ICE BofA 5-7 Year US Corporate Index Semi-Annual Yield to Worst

BAMLC3A0C57YSYTW • Economic Data from Federal Reserve Economic Data (FRED)

Latest Value

4.76

Year-over-Year Change

-3.64%

Date Range

10/22/2021 - 8/5/2025

Summary

The ICE BofA 5-7 Year US Corporate Index Semi-Annual Yield to Worst tracks the lowest potential yield for corporate bonds in the 5-7 year maturity range. This metric provides critical insight into corporate debt market conditions and investor risk expectations.

Analysis & Context

This economic indicator provides valuable insights into current market conditions and economic trends. The data is updated regularly by the Federal Reserve and represents one of the most reliable sources for economic analysis.

Understanding this metric helps economists, policymakers, and investors make informed decisions about economic conditions and future trends. The interactive chart above allows you to explore historical patterns and identify key trends over time.

About This Dataset

This index represents the yield-to-worst for investment-grade corporate bonds with maturities between 5 and 7 years, capturing potential returns under various market scenarios.
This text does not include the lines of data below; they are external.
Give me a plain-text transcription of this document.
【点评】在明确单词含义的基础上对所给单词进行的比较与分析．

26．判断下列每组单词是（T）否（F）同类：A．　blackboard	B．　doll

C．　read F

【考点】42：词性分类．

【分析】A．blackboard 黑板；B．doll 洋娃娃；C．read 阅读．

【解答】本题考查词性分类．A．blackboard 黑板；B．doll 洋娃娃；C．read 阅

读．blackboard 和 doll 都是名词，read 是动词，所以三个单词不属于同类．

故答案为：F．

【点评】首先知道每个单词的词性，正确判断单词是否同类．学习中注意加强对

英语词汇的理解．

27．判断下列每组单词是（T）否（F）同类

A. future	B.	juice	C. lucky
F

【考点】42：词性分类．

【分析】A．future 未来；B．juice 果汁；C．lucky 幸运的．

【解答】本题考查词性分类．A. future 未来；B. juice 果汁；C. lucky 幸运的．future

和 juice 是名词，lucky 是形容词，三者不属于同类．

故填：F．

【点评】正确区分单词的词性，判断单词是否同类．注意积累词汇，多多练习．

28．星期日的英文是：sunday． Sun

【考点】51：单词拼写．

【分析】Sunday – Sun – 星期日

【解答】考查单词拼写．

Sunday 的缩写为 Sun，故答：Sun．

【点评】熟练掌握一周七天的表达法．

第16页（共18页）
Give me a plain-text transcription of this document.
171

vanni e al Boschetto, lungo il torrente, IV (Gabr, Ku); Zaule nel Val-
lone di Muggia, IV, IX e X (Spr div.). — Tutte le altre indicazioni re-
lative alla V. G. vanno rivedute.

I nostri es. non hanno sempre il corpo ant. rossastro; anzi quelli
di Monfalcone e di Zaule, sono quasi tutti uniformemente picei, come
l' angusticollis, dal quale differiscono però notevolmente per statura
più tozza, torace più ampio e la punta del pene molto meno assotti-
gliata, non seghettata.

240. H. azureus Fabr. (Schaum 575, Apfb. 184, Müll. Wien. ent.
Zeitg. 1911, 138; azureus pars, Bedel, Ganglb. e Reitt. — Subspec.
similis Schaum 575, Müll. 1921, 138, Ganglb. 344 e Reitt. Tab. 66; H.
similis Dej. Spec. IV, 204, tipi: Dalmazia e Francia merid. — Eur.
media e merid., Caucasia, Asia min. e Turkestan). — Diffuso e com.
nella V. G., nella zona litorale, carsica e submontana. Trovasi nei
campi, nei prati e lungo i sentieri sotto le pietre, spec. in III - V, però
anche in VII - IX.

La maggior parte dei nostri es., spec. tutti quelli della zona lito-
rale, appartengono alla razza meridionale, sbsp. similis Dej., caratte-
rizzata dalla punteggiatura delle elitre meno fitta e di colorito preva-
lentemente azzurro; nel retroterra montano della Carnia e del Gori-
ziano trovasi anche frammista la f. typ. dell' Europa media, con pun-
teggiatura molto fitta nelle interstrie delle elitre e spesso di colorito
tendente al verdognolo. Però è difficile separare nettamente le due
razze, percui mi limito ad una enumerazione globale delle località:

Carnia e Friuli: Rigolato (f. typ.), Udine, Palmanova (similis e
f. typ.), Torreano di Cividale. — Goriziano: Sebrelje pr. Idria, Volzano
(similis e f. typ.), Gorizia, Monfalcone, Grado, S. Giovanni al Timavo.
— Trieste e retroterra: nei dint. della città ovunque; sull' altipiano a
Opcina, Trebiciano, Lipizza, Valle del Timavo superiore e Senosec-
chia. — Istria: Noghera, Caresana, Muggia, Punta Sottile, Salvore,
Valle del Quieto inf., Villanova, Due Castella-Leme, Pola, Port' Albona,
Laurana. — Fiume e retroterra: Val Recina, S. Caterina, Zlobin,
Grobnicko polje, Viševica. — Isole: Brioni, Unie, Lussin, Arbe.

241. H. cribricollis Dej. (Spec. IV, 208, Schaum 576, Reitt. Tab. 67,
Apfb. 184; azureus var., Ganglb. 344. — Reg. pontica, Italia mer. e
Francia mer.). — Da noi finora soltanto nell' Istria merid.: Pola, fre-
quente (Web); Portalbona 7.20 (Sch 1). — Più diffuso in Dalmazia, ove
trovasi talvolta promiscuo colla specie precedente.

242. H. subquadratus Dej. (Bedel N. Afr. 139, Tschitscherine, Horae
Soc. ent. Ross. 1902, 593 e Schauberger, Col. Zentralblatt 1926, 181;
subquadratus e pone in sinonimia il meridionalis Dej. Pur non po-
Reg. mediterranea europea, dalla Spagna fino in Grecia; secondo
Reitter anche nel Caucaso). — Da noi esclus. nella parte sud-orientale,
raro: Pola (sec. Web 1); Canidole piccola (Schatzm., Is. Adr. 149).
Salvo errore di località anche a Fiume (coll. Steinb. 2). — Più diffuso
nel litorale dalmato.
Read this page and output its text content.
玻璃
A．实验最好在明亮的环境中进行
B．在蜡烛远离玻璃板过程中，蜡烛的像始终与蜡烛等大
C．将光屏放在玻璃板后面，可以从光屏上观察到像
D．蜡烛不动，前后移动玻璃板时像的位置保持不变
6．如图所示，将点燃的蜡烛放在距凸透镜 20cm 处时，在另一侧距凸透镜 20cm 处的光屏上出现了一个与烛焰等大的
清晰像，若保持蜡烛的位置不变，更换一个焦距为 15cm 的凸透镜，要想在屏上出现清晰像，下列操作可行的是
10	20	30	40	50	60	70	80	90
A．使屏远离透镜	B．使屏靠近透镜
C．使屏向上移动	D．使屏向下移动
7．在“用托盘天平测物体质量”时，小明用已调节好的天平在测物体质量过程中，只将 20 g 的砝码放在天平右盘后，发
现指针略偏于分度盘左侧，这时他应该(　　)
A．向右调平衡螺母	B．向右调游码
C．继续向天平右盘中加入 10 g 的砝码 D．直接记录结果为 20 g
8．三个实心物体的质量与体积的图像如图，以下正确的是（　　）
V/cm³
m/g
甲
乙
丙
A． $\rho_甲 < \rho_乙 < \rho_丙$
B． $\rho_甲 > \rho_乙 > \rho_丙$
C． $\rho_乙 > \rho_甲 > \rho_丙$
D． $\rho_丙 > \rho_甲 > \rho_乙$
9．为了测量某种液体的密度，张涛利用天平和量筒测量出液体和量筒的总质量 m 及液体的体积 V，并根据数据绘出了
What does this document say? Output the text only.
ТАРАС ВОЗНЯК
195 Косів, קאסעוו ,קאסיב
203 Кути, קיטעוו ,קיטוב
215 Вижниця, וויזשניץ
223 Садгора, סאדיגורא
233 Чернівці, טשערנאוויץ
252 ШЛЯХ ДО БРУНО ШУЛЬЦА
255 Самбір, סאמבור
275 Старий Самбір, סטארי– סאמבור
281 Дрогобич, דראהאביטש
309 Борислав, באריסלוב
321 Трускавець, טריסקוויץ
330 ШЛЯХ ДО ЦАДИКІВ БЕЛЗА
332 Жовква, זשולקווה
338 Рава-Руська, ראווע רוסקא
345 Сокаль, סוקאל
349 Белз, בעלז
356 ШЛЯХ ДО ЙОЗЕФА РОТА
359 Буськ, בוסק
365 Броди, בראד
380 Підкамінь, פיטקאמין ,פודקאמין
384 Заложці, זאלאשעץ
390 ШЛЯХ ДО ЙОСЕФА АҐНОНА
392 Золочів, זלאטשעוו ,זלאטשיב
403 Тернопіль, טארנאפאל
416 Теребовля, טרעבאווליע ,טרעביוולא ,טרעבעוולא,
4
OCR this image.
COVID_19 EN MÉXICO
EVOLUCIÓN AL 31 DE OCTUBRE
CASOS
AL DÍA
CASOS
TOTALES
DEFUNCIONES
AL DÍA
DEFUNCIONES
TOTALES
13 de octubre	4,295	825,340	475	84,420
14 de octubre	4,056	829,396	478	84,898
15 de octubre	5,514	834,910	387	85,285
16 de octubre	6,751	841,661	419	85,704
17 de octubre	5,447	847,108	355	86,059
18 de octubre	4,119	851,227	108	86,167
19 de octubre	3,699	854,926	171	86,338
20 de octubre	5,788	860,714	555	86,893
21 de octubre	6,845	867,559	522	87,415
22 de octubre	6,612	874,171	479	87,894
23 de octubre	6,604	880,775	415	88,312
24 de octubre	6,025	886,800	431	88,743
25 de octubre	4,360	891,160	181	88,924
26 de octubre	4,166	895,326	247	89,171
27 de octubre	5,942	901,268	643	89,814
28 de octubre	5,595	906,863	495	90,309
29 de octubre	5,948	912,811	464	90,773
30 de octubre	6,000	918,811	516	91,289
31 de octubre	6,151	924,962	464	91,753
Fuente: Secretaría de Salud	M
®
Economists and investors use this metric to assess corporate credit risk and overall market sentiment.

Methodology

The yield is calculated by Bank of America using a comprehensive analysis of corporate bond pricing, considering potential call dates and lowest possible yield scenarios.

Historical Context

This index is frequently used by central banks, investment managers, and policymakers to evaluate corporate credit markets and potential economic trends.

Key Facts

  • Covers investment-grade corporate bonds in 5-7 year maturity range
  • Provides lowest potential yield scenario for corporate debt
  • Reflects market expectations of corporate credit risk

FAQs

Q: What does 'Yield to Worst' mean?

A: Yield to Worst represents the lowest potential yield an investor might receive from a bond without the issuer defaulting, accounting for potential early redemption scenarios.

Q: Why are 5-7 year corporate bonds significant?

A: This maturity range represents a medium-term investment horizon that balances potential returns with moderate interest rate and credit risk.

Q: How often is this index updated?

A: The index is typically updated semi-annually, providing periodic snapshots of corporate bond market conditions.

Q: How do investors use this index?

A: Investors use this index to assess corporate credit risk, compare bond performance, and make informed investment decisions in fixed-income markets.

Q: What factors influence this yield?

A: Interest rates, corporate financial health, market sentiment, and overall economic conditions can significantly impact the yield-to-worst for corporate bonds.

Related Trends

Citation

U.S. Federal Reserve, ICE BofA 5-7 Year US Corporate Index Semi-Annual Yield to Worst [BAMLC3A0C57YSYTW], retrieved from FRED.